Business intelligence systems are critical to help sales and marketing professionals make decisions about resources and priorities. As the world of digital pa-tient data takes hold, it will be vital for those systems to integrate multiple data sources and formats to enable real-time overall views of investments and paybacks across customer segments, products, and therapeutic classes. (See "Pulling It All Together,")
Pulling It All Together
Coordinated marketing efforts that link direct and online physician-specific marketing efforts with formulary selections and DTC marketing must become the norm rather than the exception over the next several years. Pharma marketers' decisions about how much to invest in direct visits, samples, vouchers, promotional materials, and educational efforts with individual doctors will need to incorporate patient insurer profiles and historic levels of patient compliance once the scrips are written. DTC efforts will empower consumers to ask their physicians and their insurers the right questions as well as motivate compliance.

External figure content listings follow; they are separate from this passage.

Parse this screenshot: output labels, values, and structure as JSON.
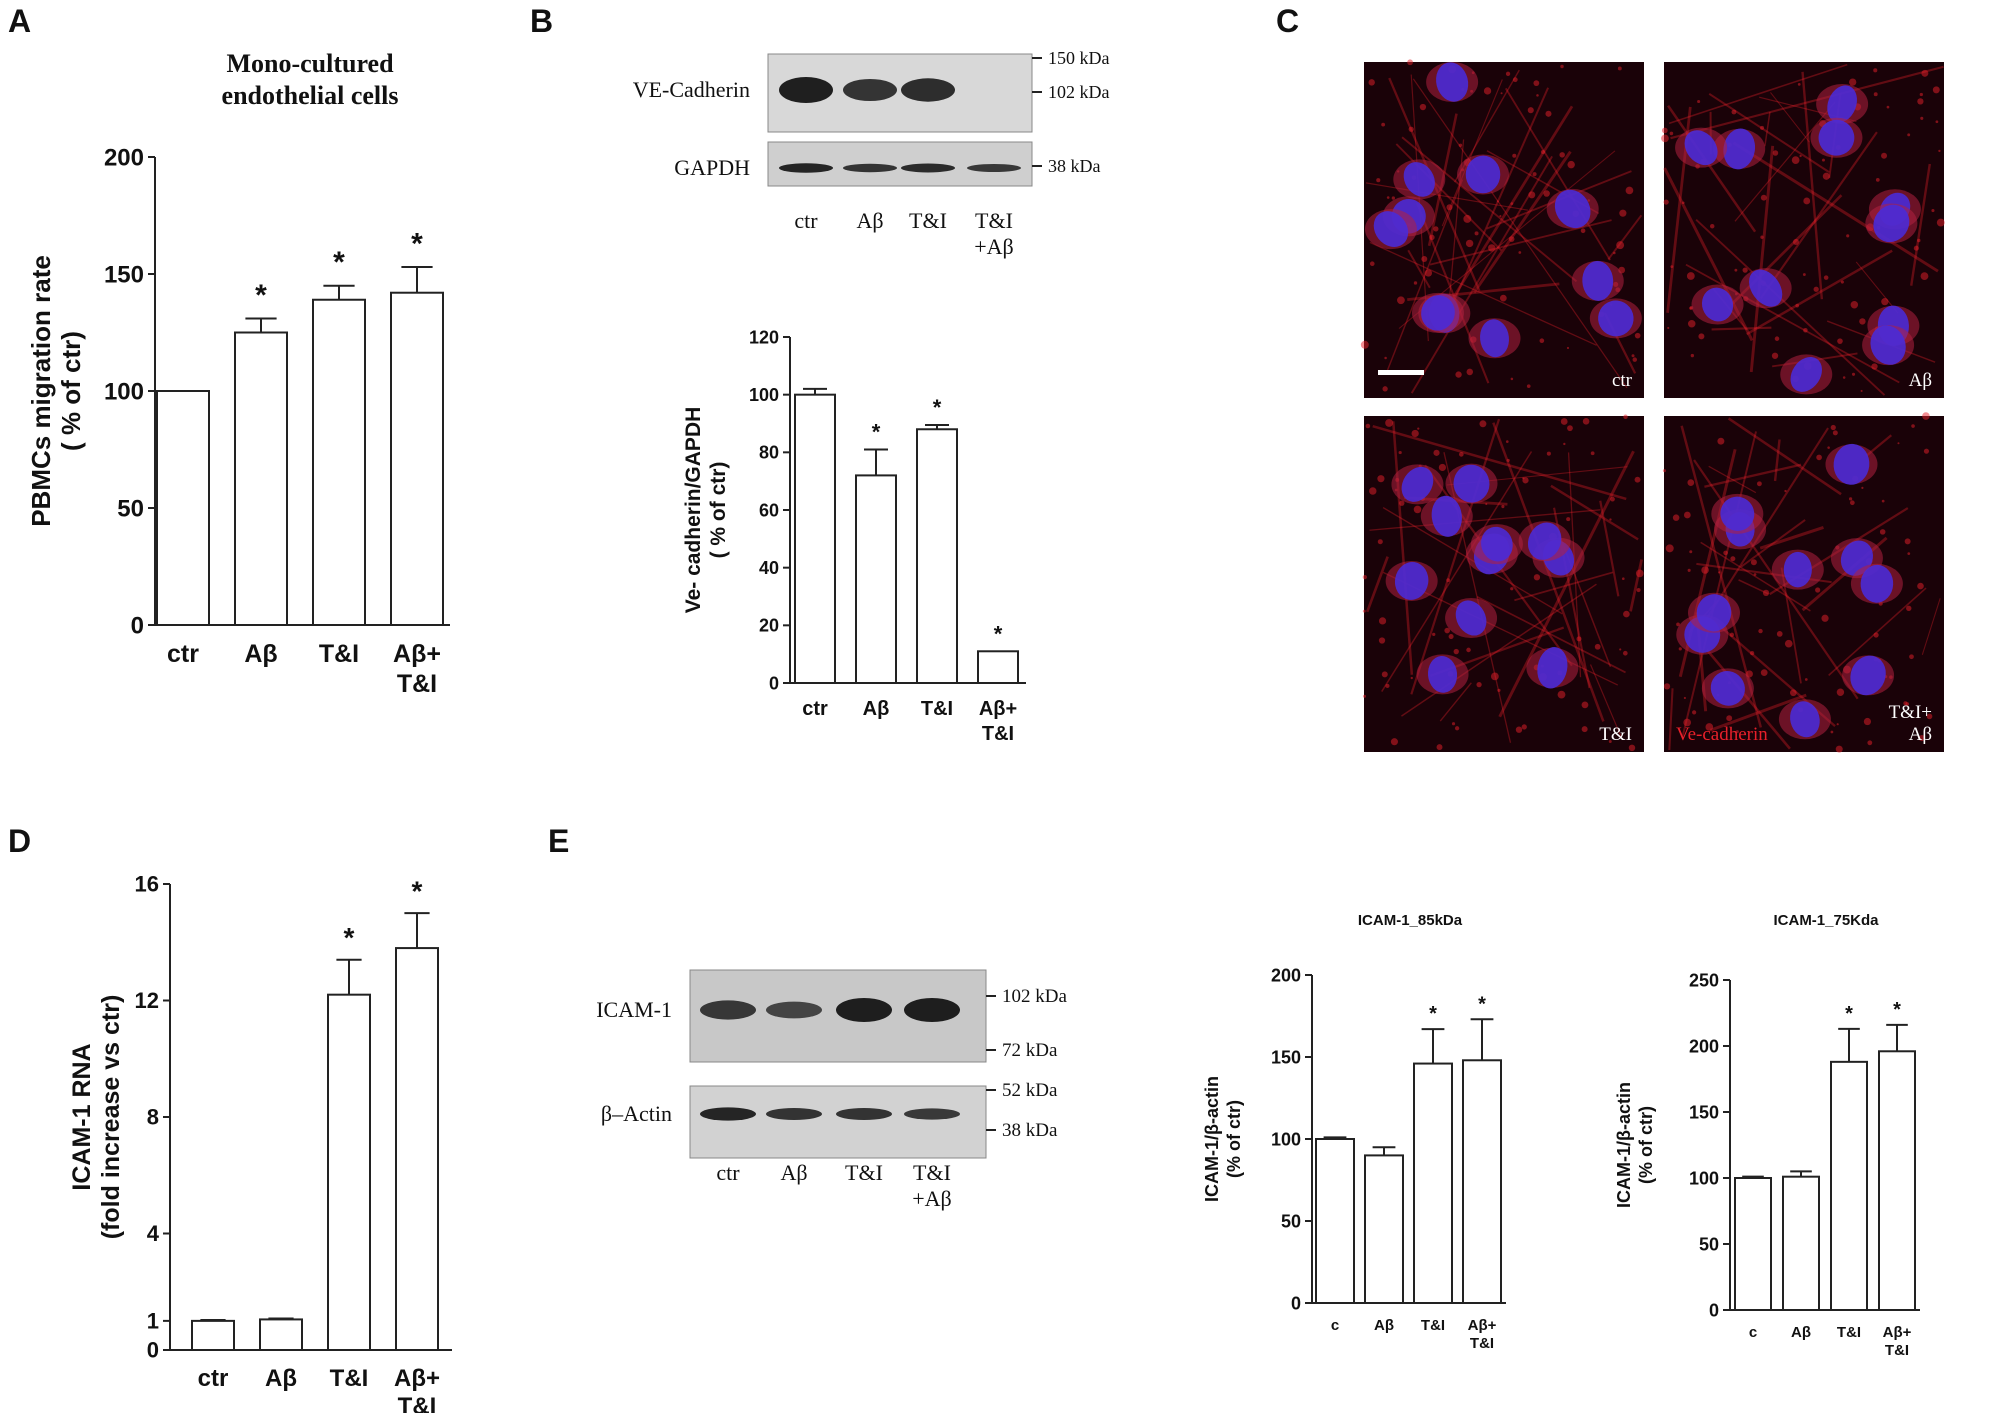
{
  "panel_letters": {
    "a": "A",
    "b": "B",
    "c": "C",
    "d": "D",
    "e": "E"
  },
  "colors": {
    "axis": "#222222",
    "bar_fill": "#ffffff",
    "micro_bg": "#1a0208",
    "ve_cadherin_red": "#e8202a",
    "dapi_blue": "#4a2bd6"
  },
  "western_b": {
    "rows": [
      {
        "label": "VE-Cadherin",
        "markers": [
          "150 kDa",
          "102 kDa"
        ]
      },
      {
        "label": "GAPDH",
        "markers": [
          "38 kDa"
        ]
      }
    ],
    "lanes": [
      "ctr",
      "Aβ",
      "T&I",
      "T&I\n+Aβ"
    ]
  },
  "western_e": {
    "rows": [
      {
        "label": "ICAM-1",
        "markers": [
          "102 kDa",
          "72 kDa"
        ]
      },
      {
        "label": "β–Actin",
        "markers": [
          "52 kDa",
          "38 kDa"
        ]
      }
    ],
    "lanes": [
      "ctr",
      "Aβ",
      "T&I",
      "T&I\n+Aβ"
    ]
  },
  "micrographs": {
    "labels": [
      "ctr",
      "Aβ",
      "T&I",
      "T&I+\nAβ"
    ],
    "stain_label": "Ve-cadherin"
  },
  "chart_data": [
    {
      "id": "A",
      "type": "bar",
      "title": "Mono-cultured\nendothelial cells",
      "categories": [
        "ctr",
        "Aβ",
        "T&I",
        "Aβ+\nT&I"
      ],
      "values": [
        100,
        125,
        139,
        142
      ],
      "errors": [
        0,
        6,
        6,
        11
      ],
      "significant": [
        false,
        true,
        true,
        true
      ],
      "ylabel": "PBMCs migration rate\n( % of ctr)",
      "ylim": [
        0,
        200
      ],
      "yticks": [
        0,
        50,
        100,
        150,
        200
      ]
    },
    {
      "id": "B",
      "type": "bar",
      "title": "",
      "categories": [
        "ctr",
        "Aβ",
        "T&I",
        "Aβ+\nT&I"
      ],
      "values": [
        100,
        72,
        88,
        11
      ],
      "errors": [
        2,
        9,
        1.5,
        0
      ],
      "significant": [
        false,
        true,
        true,
        true
      ],
      "ylabel": "Ve- cadherin/GAPDH\n( % of ctr)",
      "ylim": [
        0,
        120
      ],
      "yticks": [
        0,
        20,
        40,
        60,
        80,
        100,
        120
      ]
    },
    {
      "id": "D",
      "type": "bar",
      "title": "",
      "categories": [
        "ctr",
        "Aβ",
        "T&I",
        "Aβ+\nT&I"
      ],
      "values": [
        1,
        1.05,
        12.2,
        13.8
      ],
      "errors": [
        0.03,
        0.03,
        1.2,
        1.2
      ],
      "significant": [
        false,
        false,
        true,
        true
      ],
      "ylabel": "ICAM-1 RNA\n(fold increase vs ctr)",
      "ylim": [
        0,
        16
      ],
      "yticks": [
        0,
        1,
        4,
        8,
        12,
        16
      ]
    },
    {
      "id": "E1",
      "type": "bar",
      "title": "ICAM-1_85kDa",
      "categories": [
        "c",
        "Aβ",
        "T&I",
        "Aβ+\nT&I"
      ],
      "values": [
        100,
        90,
        146,
        148
      ],
      "errors": [
        1,
        5,
        21,
        25
      ],
      "significant": [
        false,
        false,
        true,
        true
      ],
      "ylabel": "ICAM-1/β-actin\n(% of ctr)",
      "ylim": [
        0,
        200
      ],
      "yticks": [
        0,
        50,
        100,
        150,
        200
      ]
    },
    {
      "id": "E2",
      "type": "bar",
      "title": "ICAM-1_75Kda",
      "categories": [
        "c",
        "Aβ",
        "T&I",
        "Aβ+\nT&I"
      ],
      "values": [
        100,
        101,
        188,
        196
      ],
      "errors": [
        1,
        4,
        25,
        20
      ],
      "significant": [
        false,
        false,
        true,
        true
      ],
      "ylabel": "ICAM-1/β-actin\n(% of ctr)",
      "ylim": [
        0,
        250
      ],
      "yticks": [
        0,
        50,
        100,
        150,
        200,
        250
      ]
    }
  ]
}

The end game is to realign resources so that the 15-20 percent of physicians who generate the majority of revenue get the greatest amount of the right resources. To do so, companies must align traditional and digital systems so that those who re-spond to one communication mode better than another are served in the way they prefer. It may also mean that some doctors, traditionally lavished with direct personal attention, may get fewer details or samples if the ROI analysis shows a lack of return.

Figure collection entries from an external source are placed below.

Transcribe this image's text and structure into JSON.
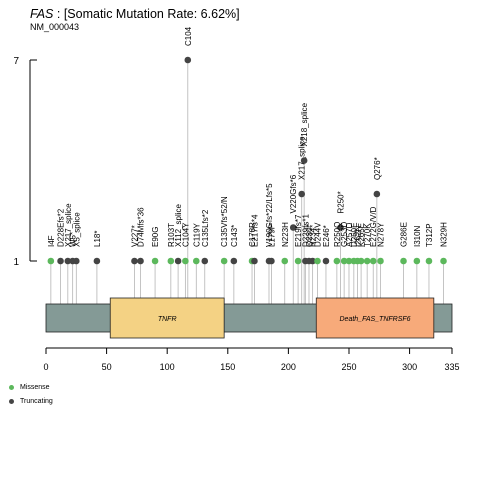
{
  "header": {
    "gene": "FAS",
    "title_rest": ": [Somatic Mutation Rate: 6.62%]",
    "transcript": "NM_000043"
  },
  "colors": {
    "missense": "#5cb85c",
    "truncating": "#444444",
    "backbone": "#849a96",
    "tnfr_domain": "#f4d284",
    "death_domain": "#f7aa7a",
    "stem": "#b5b5b5"
  },
  "legend": {
    "missense_label": "Missense",
    "truncating_label": "Truncating"
  },
  "chart_data": {
    "type": "lollipop",
    "protein_length": 335,
    "xlim": [
      0,
      335
    ],
    "x_ticks": [
      0,
      50,
      100,
      150,
      200,
      250,
      300,
      335
    ],
    "y_ticks": [
      1,
      7
    ],
    "domains": [
      {
        "name": "TNFR",
        "start": 53,
        "end": 147
      },
      {
        "name": "Death_FAS_TNFRSF6",
        "start": 223,
        "end": 320
      }
    ],
    "mutations": [
      {
        "label": "I4F",
        "position": 4,
        "count": 1,
        "type": "missense"
      },
      {
        "label": "D228Efs*2",
        "position": 12,
        "count": 1,
        "type": "truncating"
      },
      {
        "label": "X217_splice",
        "position": 18,
        "count": 1,
        "type": "truncating"
      },
      {
        "label": "W5*",
        "position": 22,
        "count": 1,
        "type": "truncating"
      },
      {
        "label": "X5_splice",
        "position": 25,
        "count": 1,
        "type": "truncating"
      },
      {
        "label": "L18*",
        "position": 42,
        "count": 1,
        "type": "truncating"
      },
      {
        "label": "V227*",
        "position": 73,
        "count": 1,
        "type": "truncating"
      },
      {
        "label": "D74Mfs*36",
        "position": 78,
        "count": 1,
        "type": "truncating"
      },
      {
        "label": "E90G",
        "position": 90,
        "count": 1,
        "type": "missense"
      },
      {
        "label": "R103T",
        "position": 103,
        "count": 1,
        "type": "missense"
      },
      {
        "label": "X112_splice",
        "position": 109,
        "count": 1,
        "type": "truncating"
      },
      {
        "label": "C104Y",
        "position": 115,
        "count": 1,
        "type": "missense"
      },
      {
        "label": "C104",
        "position": 117,
        "count": 7,
        "type": "truncating"
      },
      {
        "label": "C119Y",
        "position": 124,
        "count": 1,
        "type": "missense"
      },
      {
        "label": "C135Lfs*2",
        "position": 131,
        "count": 1,
        "type": "truncating"
      },
      {
        "label": "C135Vfs*52/N",
        "position": 147,
        "count": 1,
        "type": "missense"
      },
      {
        "label": "C143*",
        "position": 155,
        "count": 1,
        "type": "truncating"
      },
      {
        "label": "C178R",
        "position": 170,
        "count": 1,
        "type": "missense"
      },
      {
        "label": "E217fs*4",
        "position": 172,
        "count": 1,
        "type": "truncating"
      },
      {
        "label": "V190Gfs*22/Lfs*5",
        "position": 184,
        "count": 1,
        "type": "truncating"
      },
      {
        "label": "L179P",
        "position": 186,
        "count": 1,
        "type": "truncating"
      },
      {
        "label": "N223H",
        "position": 197,
        "count": 1,
        "type": "missense"
      },
      {
        "label": "V220Gfs*6",
        "position": 204,
        "count": 2,
        "type": "truncating"
      },
      {
        "label": "X217_splice",
        "position": 211,
        "count": 3,
        "type": "truncating"
      },
      {
        "label": "X218_splice",
        "position": 213,
        "count": 4,
        "type": "truncating"
      },
      {
        "label": "E219fs*7",
        "position": 208,
        "count": 1,
        "type": "missense"
      },
      {
        "label": "D229fs*1",
        "position": 214,
        "count": 1,
        "type": "truncating"
      },
      {
        "label": "Q230*",
        "position": 217,
        "count": 1,
        "type": "truncating"
      },
      {
        "label": "R234*",
        "position": 220,
        "count": 1,
        "type": "truncating"
      },
      {
        "label": "D244V",
        "position": 224,
        "count": 1,
        "type": "missense"
      },
      {
        "label": "E246*",
        "position": 231,
        "count": 1,
        "type": "truncating"
      },
      {
        "label": "R250*",
        "position": 243,
        "count": 2,
        "type": "truncating"
      },
      {
        "label": "R250Q",
        "position": 240,
        "count": 1,
        "type": "missense"
      },
      {
        "label": "G253D",
        "position": 246,
        "count": 1,
        "type": "missense"
      },
      {
        "label": "A257D",
        "position": 250,
        "count": 1,
        "type": "missense"
      },
      {
        "label": "D260E",
        "position": 254,
        "count": 1,
        "type": "missense"
      },
      {
        "label": "I262N",
        "position": 257,
        "count": 1,
        "type": "missense"
      },
      {
        "label": "K265E",
        "position": 260,
        "count": 1,
        "type": "missense"
      },
      {
        "label": "T270K",
        "position": 265,
        "count": 1,
        "type": "missense"
      },
      {
        "label": "E272G/V/D",
        "position": 270,
        "count": 1,
        "type": "missense"
      },
      {
        "label": "Q276*",
        "position": 273,
        "count": 3,
        "type": "truncating"
      },
      {
        "label": "N278Y",
        "position": 276,
        "count": 1,
        "type": "missense"
      },
      {
        "label": "G286E",
        "position": 295,
        "count": 1,
        "type": "missense"
      },
      {
        "label": "I310N",
        "position": 306,
        "count": 1,
        "type": "missense"
      },
      {
        "label": "T312P",
        "position": 316,
        "count": 1,
        "type": "missense"
      },
      {
        "label": "N329H",
        "position": 328,
        "count": 1,
        "type": "missense"
      }
    ]
  }
}
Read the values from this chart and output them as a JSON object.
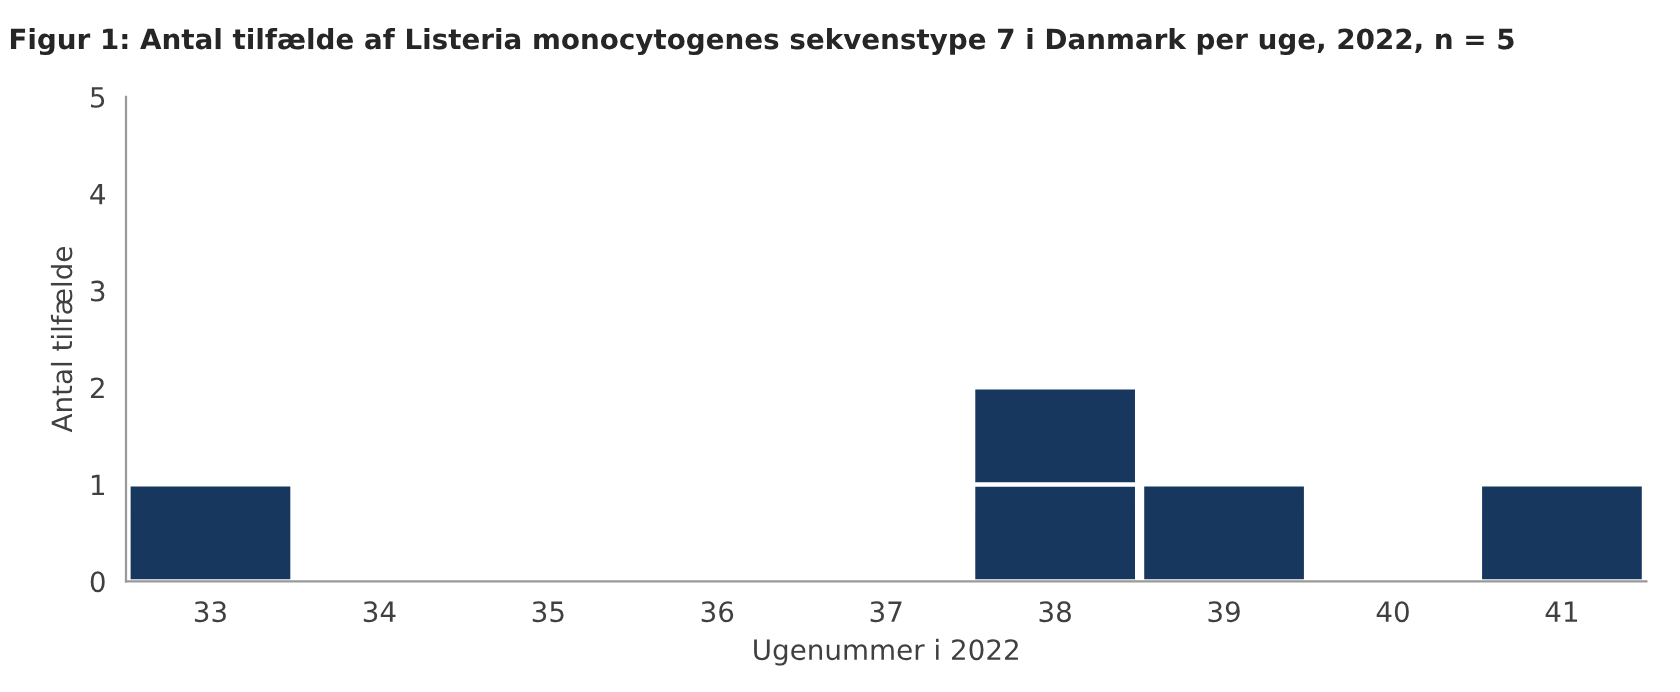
{
  "chart_data": {
    "type": "bar",
    "title": "Figur 1: Antal tilfælde af Listeria monocytogenes sekvenstype 7 i Danmark per uge, 2022, n = 5",
    "xlabel": "Ugenummer i 2022",
    "ylabel": "Antal tilfælde",
    "categories": [
      "33",
      "34",
      "35",
      "36",
      "37",
      "38",
      "39",
      "40",
      "41"
    ],
    "stacked": true,
    "series": [
      {
        "color": "#17375e",
        "values": [
          1,
          0,
          0,
          0,
          0,
          1,
          1,
          0,
          1
        ]
      },
      {
        "color": "#17375e",
        "values": [
          0,
          0,
          0,
          0,
          0,
          1,
          0,
          0,
          0
        ]
      }
    ],
    "ylim": [
      0,
      5
    ],
    "yticks": [
      0,
      1,
      2,
      3,
      4,
      5
    ],
    "grid": false,
    "legend": false
  }
}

Just as various physicians require different levels of investment and types of marketing outreach, individual products deserve unique levels and mixes of sales and marketing investments. Some products may go to market driven primarily by DTC efforts and limited physician educational efforts. Others might be pushed by aggressive insurer promotions and rebate programs. Perhaps only the most complex therapies will have targeted physician-focused, one-to-one marketing strategies. With marketing costs often surpassing R&D, optimization of sales and marketing investments against the potential total return on a product is the most critical element affecting product profitability.
Although the endpoint of allocating resources according to ROI-based customer segmentation and optimizing the go-to-market mix for each product seems clear, getting there is a challenge few marketers have tackled. Successful execution requires that companies realign their culture and their internal decision making processes extensively. It must start with senior leaders agreeing that the time has come to question the conventional wisdom about how pharmaceuticals are sold. It will move forward with development of a new business vision that calls for more segmented and differentiated market strategies. Careful executive consideration of strategies, ranging from support for the physicians' traditional role to investments that accelerate patient choice, should be part of the discussion.
New analytic tools will be needed to permit real-time queries and analysis of the information available from a broad range of internal and external sources. During the next five years, the most successful pharma companies will break out of their silos and assign resources based on individual physician ROI segmentation and go-to-market resource mixes tightly customized for each product and therapeutic class.